US 11,949,858 B2
Video throughput improvement using long term referencing, deep learning, and load balancing
Aniket Anil Masule, Sangli (IN); Rajeshwar Kurapaty, Hyderabad (IN); and Vikash Garodia, Hyderabad (IN)
Assigned to QUALCOMM Incorporated, San Diego, CA (US)
Filed by QUALCOMM Incorporated, San Diego, CA (US)
Filed on Jun. 8, 2020, as Appl. No. 16/895,232.
Prior Publication US 2021/0385443 A1, Dec. 9, 2021
Int. Cl. H04N 19/114 (2014.01); H04N 19/139 (2014.01); H04N 19/177 (2014.01)

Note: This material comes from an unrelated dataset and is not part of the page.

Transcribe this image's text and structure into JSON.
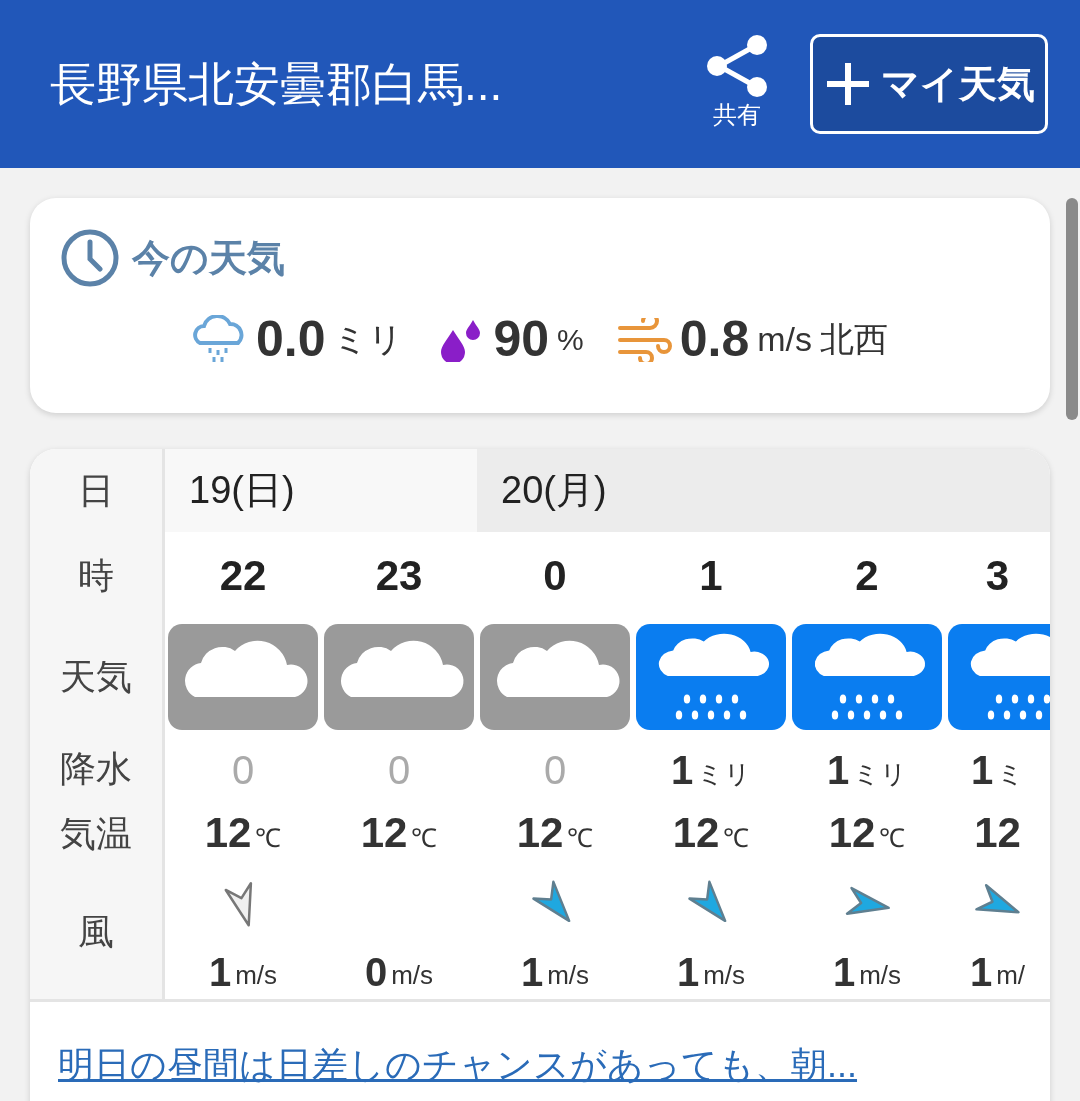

CPC H04N 19/114 (2014.11) [H04N 19/139 (2014.11); H04N 19/177 (2014.11)] 26 Claims
OG exemplary drawing
 
1. A method for video processing at a device, comprising:
receiving a bitstream comprising a set of video frames;
batching the set of video frames into separate batches of video frames, the batching comprising batching the set of video frames into a first subset of video frames and a second subset of video frames based at least in part on a change in a reference scene associated with the set of video frames, wherein the first subset of video frames comprises a first quantity of video frames after the change in the reference scene and the second subset comprises a second quantity of video frames following the first quantity of video frames and before a next change in the reference scene;
decoding the first subset of video frames using a video processing unit of the device;
selecting a training mode for a mode of operation for a neural processing unit based at least in part on the change in the reference scene, wherein training a learning model associated with the neural processing unit during the training mode is based at least in part on at least one decoded video frame of the decoded first subset of video frames;
selecting a generation mode for the mode of operation for the neural processing unit of the device based at least in part on the batching and header information associated with one or more frames of the first subset of video frames, the second subset of video frames, or both; and
generating, using the neural processing unit of the device, at least one video frame of the second subset of video frames during the generation mode based at least in part on at least one decoded video frame of the decoded first subset of video frames and the training of the learning model.